Rather important lessons to rememeber especially when it comes to the city and future road projects. If you make it easier and more comfortable for people to go fast, they will. No matter how many speed limit signs you may try to put up. Mutliple wide lanes, no cars parked on the streets, trees removed etc all cause dirvers to feel more comfortable going faster and cause them to pay less attention.
When the public and politicians tell engineers that their top priorities are safety and then cost, the engineer's brain hears something completely different. The engineer hears, "Once you set a design speed and handle the projected volume of traffic, safety is the top priority. Do what it takes to make the road safe, but do it as cheaply as you can." This is why engineers return projects with asinine "safety" features, like pedestrian bridges and tunnels that nobody will ever use, and costs that are astronomical....
3 comments:
Reminds me of this:
http://www.npr.org/templates/story/story.php?storyId=18217318
A small town in Germany removes all of it's street signs, and intentionally blurs the lines between vehicle, bicycle, and pedestrian traffic. And it seems to work.
It's why in most parts of the world, traffic circles are safer. They don't do a great job here, due to in part, unfamiliarity with the flow of traffic in a roundabout, unfamiliarity with the safe way to traverse one.
It's not to say that they never work, DC has a lot of traffic circles with pass through. I wouldn't qualify them as 'true' traffic circles, as there are lights, but the still do a pretty cracking job of dealing with high traffic in an intersection with more that one cross-road.
I think circles do just as good of a job here. Everyone is just scared of the unknown and the fear mongers pounce on it. There have been no issues with the new ones in Hamburg or those on Harlem in Cheektowaga. I've hit the three circles on Harlem (one being a double circle (figure 8)) during evening rush hour several times with out a hitch. And if I were to be in an accident it would be a low speed side swipe instead of a twice the speed T-bone.
We just do a good job being scared of the unknown and assuming people are too dumb to learn new things. If someone can't navigate a traffic circle they probably shouldn't be behind the wheel to begin with.
One the fun side they always do remind me of "Hey look kids, there's Big Ben!"

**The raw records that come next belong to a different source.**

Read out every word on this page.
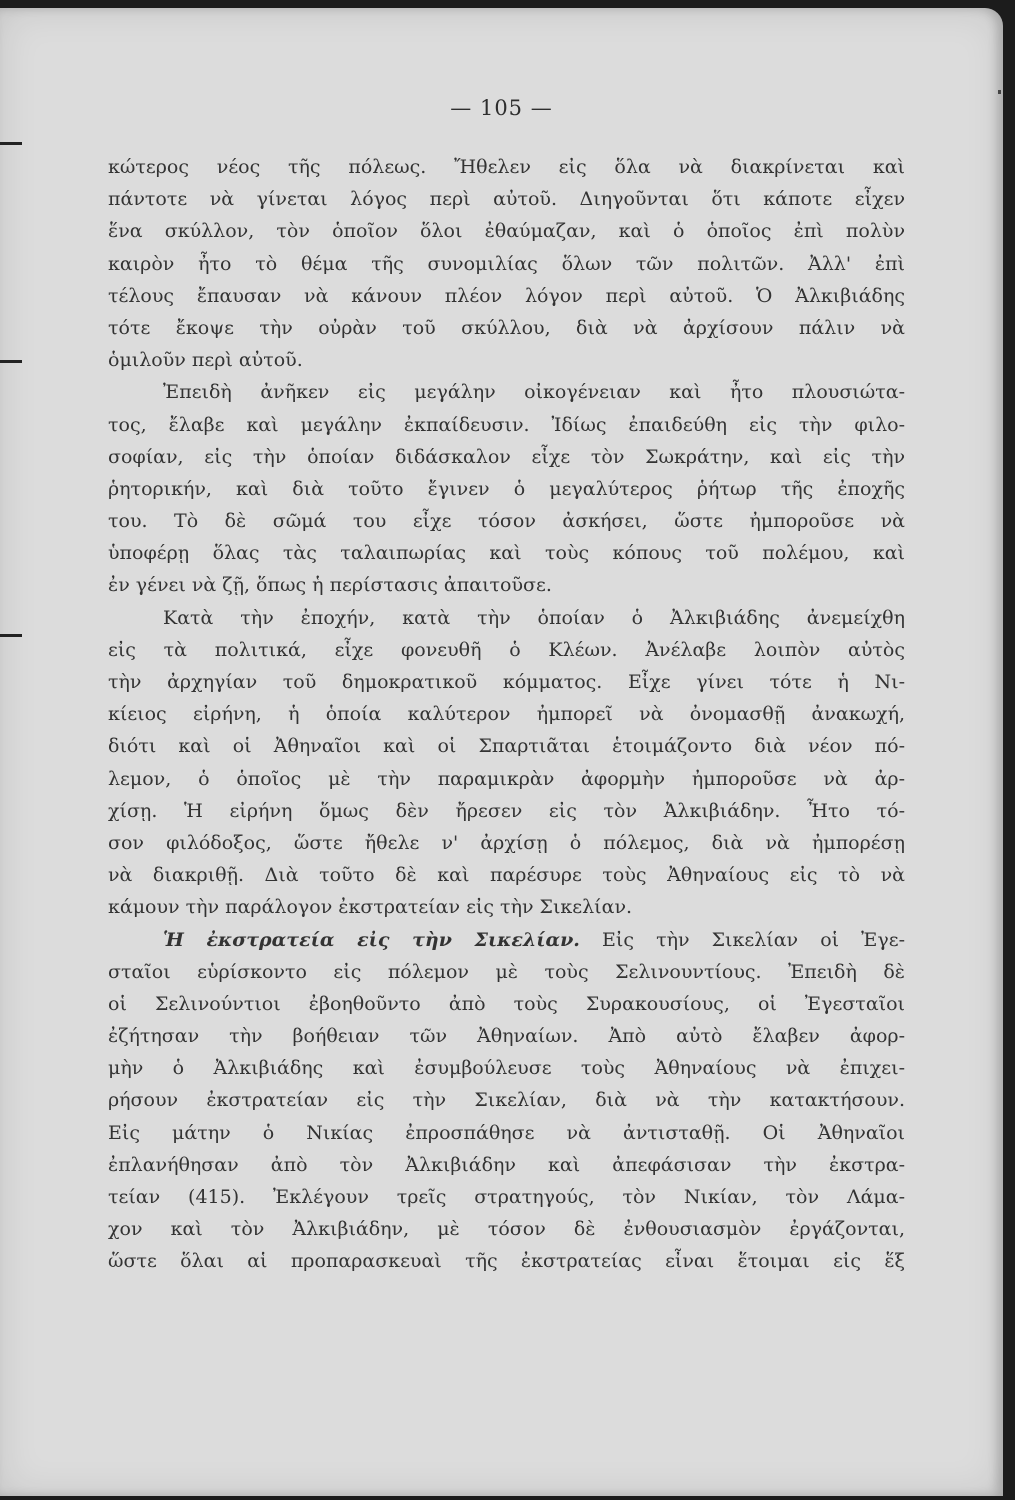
— 105 —
κώτερος νέος τῆς πόλεως. Ἤθελεν εἰς ὅλα νὰ διακρίνεται καὶ
πάντοτε νὰ γίνεται λόγος περὶ αὐτοῦ. Διηγοῦνται ὅτι κάποτε εἶχεν
ἕνα σκύλλον, τὸν ὁποῖον ὅλοι ἐθαύμαζαν, καὶ ὁ ὁποῖος ἐπὶ πολὺν
καιρὸν ἦτο τὸ θέμα τῆς συνομιλίας ὅλων τῶν πολιτῶν. Ἀλλ' ἐπὶ
τέλους ἔπαυσαν νὰ κάνουν πλέον λόγον περὶ αὐτοῦ. Ὁ Ἀλκιβιάδης
τότε ἔκοψε τὴν οὐρὰν τοῦ σκύλλου, διὰ νὰ ἀρχίσουν πάλιν νὰ
ὁμιλοῦν περὶ αὐτοῦ.
Ἐπειδὴ ἀνῆκεν εἰς μεγάλην οἰκογένειαν καὶ ἦτο πλουσιώτα-
τος, ἔλαβε καὶ μεγάλην ἐκπαίδευσιν. Ἰδίως ἐπαιδεύθη εἰς τὴν φιλο-
σοφίαν, εἰς τὴν ὁποίαν διδάσκαλον εἶχε τὸν Σωκράτην, καὶ εἰς τὴν
ῥητορικήν, καὶ διὰ τοῦτο ἔγινεν ὁ μεγαλύτερος ῥήτωρ τῆς ἐποχῆς
του. Τὸ δὲ σῶμά του εἶχε τόσον ἀσκήσει, ὥστε ἠμποροῦσε νὰ
ὑποφέρῃ ὅλας τὰς ταλαιπωρίας καὶ τοὺς κόπους τοῦ πολέμου, καὶ
ἐν γένει νὰ ζῇ, ὅπως ἡ περίστασις ἀπαιτοῦσε.
Κατὰ τὴν ἐποχήν, κατὰ τὴν ὁποίαν ὁ Ἀλκιβιάδης ἀνεμείχθη
εἰς τὰ πολιτικά, εἶχε φονευθῆ ὁ Κλέων. Ἀνέλαβε λοιπὸν αὐτὸς
τὴν ἀρχηγίαν τοῦ δημοκρατικοῦ κόμματος. Εἶχε γίνει τότε ἡ Νι-
κίειος εἰρήνη, ἡ ὁποία καλύτερον ἠμπορεῖ νὰ ὀνομασθῇ ἀνακωχή,
διότι καὶ οἱ Ἀθηναῖοι καὶ οἱ Σπαρτιᾶται ἑτοιμάζοντο διὰ νέον πό-
λεμον, ὁ ὁποῖος μὲ τὴν παραμικρὰν ἀφορμὴν ἠμποροῦσε νὰ ἀρ-
χίσῃ. Ἡ εἰρήνη ὅμως δὲν ἤρεσεν εἰς τὸν Ἀλκιβιάδην. Ἦτο τό-
σον φιλόδοξος, ὥστε ἤθελε ν' ἀρχίσῃ ὁ πόλεμος, διὰ νὰ ἠμπορέσῃ
νὰ διακριθῇ. Διὰ τοῦτο δὲ καὶ παρέσυρε τοὺς Ἀθηναίους εἰς τὸ νὰ
κάμουν τὴν παράλογον ἐκστρατείαν εἰς τὴν Σικελίαν.
Ἡ ἐκστρατεία εἰς τὴν Σικελίαν. Εἰς τὴν Σικελίαν οἱ Ἐγε-
σταῖοι εὑρίσκοντο εἰς πόλεμον μὲ τοὺς Σελινουντίους. Ἐπειδὴ δὲ
οἱ Σελινούντιοι ἐβοηθοῦντο ἀπὸ τοὺς Συρακουσίους, οἱ Ἐγεσταῖοι
ἐζήτησαν τὴν βοήθειαν τῶν Ἀθηναίων. Ἀπὸ αὐτὸ ἔλαβεν ἀφορ-
μὴν ὁ Ἀλκιβιάδης καὶ ἐσυμβούλευσε τοὺς Ἀθηναίους νὰ ἐπιχει-
ρήσουν ἐκστρατείαν εἰς τὴν Σικελίαν, διὰ νὰ τὴν κατακτήσουν.
Εἰς μάτην ὁ Νικίας ἐπροσπάθησε νὰ ἀντισταθῇ. Οἱ Ἀθηναῖοι
ἐπλανήθησαν ἀπὸ τὸν Ἀλκιβιάδην καὶ ἀπεφάσισαν τὴν ἐκστρα-
τείαν (415). Ἐκλέγουν τρεῖς στρατηγούς, τὸν Νικίαν, τὸν Λάμα-
χον καὶ τὸν Ἀλκιβιάδην, μὲ τόσον δὲ ἐνθουσιασμὸν ἐργάζονται,
ὥστε ὅλαι αἱ προπαρασκευαὶ τῆς ἐκστρατείας εἶναι ἕτοιμαι εἰς ἕξ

I think the worst accidents I've seen in Lockport have been at the Rt 78 and 93 intersection. A section of road built to higway standards that gives pretty bad results. I've personally seen cars rolled over on their sides 3 times in the 7 years I have been here.
even we North town people are getting used to circles this fall-
the newly opened circle on Audubon with mixed UB Buses, student and traffic use seems to be going well,
And while I've heard complaints about tire marks in the grass around the new circle in Grand Island, it still looks better than the old asphalt mess.